I think a lot of media companies feel as though Facebook often pulls a bait-and-switch tactic on them, where they are promised certain things and then the algorithm changes and all bets are off.

“I think that’s true. And some of that has to do with the different cultures of a technology company and a media company. For technology companies, the culture is to experiment and change and to modify and to iterate and to be in a constant state of change. Whereas if you’re building a media business, you’re looking for stability and consistency. And so those two dynamics aren’t always gonna mesh very well. I think what we can do to make things better is transparency and communication about what’s coming — like we may go to a publisher and say we want to test this new product, but what we also have to say is that it might not work and if it doesn’t work we’re going to change it. So don’t come test with us if you’re not ready for that ride.”

Ranking news sources on trust is a difficult problem, since a lot of people disagree on who they trust and who they don’t. Lots of people trust Breitbart News, for example.

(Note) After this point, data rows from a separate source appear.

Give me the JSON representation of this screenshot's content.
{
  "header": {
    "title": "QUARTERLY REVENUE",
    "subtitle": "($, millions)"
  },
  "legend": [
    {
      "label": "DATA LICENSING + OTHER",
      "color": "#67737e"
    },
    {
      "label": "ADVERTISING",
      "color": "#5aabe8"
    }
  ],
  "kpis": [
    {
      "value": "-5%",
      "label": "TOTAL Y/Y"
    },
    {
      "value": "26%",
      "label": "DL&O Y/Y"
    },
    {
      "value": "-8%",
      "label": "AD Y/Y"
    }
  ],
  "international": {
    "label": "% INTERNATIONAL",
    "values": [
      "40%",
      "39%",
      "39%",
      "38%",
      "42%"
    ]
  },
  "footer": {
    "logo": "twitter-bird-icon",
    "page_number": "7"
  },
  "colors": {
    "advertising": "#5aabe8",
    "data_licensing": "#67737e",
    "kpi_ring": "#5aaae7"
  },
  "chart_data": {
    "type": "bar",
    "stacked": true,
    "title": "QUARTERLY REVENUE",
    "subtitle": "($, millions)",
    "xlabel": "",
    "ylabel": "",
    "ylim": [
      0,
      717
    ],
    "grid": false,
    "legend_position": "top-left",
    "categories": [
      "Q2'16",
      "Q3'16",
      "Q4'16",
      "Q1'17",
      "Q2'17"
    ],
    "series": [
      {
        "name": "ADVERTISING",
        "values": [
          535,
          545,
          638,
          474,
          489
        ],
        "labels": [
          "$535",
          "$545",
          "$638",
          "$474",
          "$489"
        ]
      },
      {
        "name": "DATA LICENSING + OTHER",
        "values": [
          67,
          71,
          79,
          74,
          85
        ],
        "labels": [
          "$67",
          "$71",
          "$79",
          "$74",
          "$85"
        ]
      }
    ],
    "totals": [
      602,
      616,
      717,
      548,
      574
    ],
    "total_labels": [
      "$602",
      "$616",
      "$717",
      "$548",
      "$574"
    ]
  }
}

“I think that is what makes this so hard, that we’re trying to find ways to define quality. We’re trying to find ways that are fair that can account for the different kinds of journalism out there. It’s really hard to get this right. One of the measures we’re using is to look at broadly trusted news organizations, but if you try to define widely trusted you end up with mostly big brand-name publishers versus someone small like Axios, more niche publishers who aren’t going to have the same brand recognition. So what are the quality measures you look at to ensure that we capture those publishers? And how do you get people to agree on quality measures? This is really tricky, and it’s one of the things we’re going to be devoting a lot of time to in the coming months because I don’t think that we can unilaterally make these decisions and get it right.”

It seems inevitable that Facebook is going to be accused of rigging the game or choosing the sources that it likes for whatever reason.

It’s not going to be perfect. I’m not going to lie, we don’t have all the answers yet. We’re going to do this in conjunction with publishers, we’re going to do it in partnership with academia. I want to have a broad cross-section of people in the ecosystem and engaged in conversation. I’d love to work with the other platforms on this. But even then even, let’s say we get the most broad selection of people across the ecosystem to agree on 10 to 15 quality signals that we all agree  the platforms should use to boost quality content. We’re still going to be picking winners and of not getting it right, it’s inevitable. But the alternative is not one that I think any of us can live with. We do have have to agree on a shared set of facts. And we have to do the  best we can to ensure that the information that is getting a boost is factual. I don’t have the answers yet for how we do it, which is why we’re taking baby steps in this direction, because it’s going to be really really difficult.”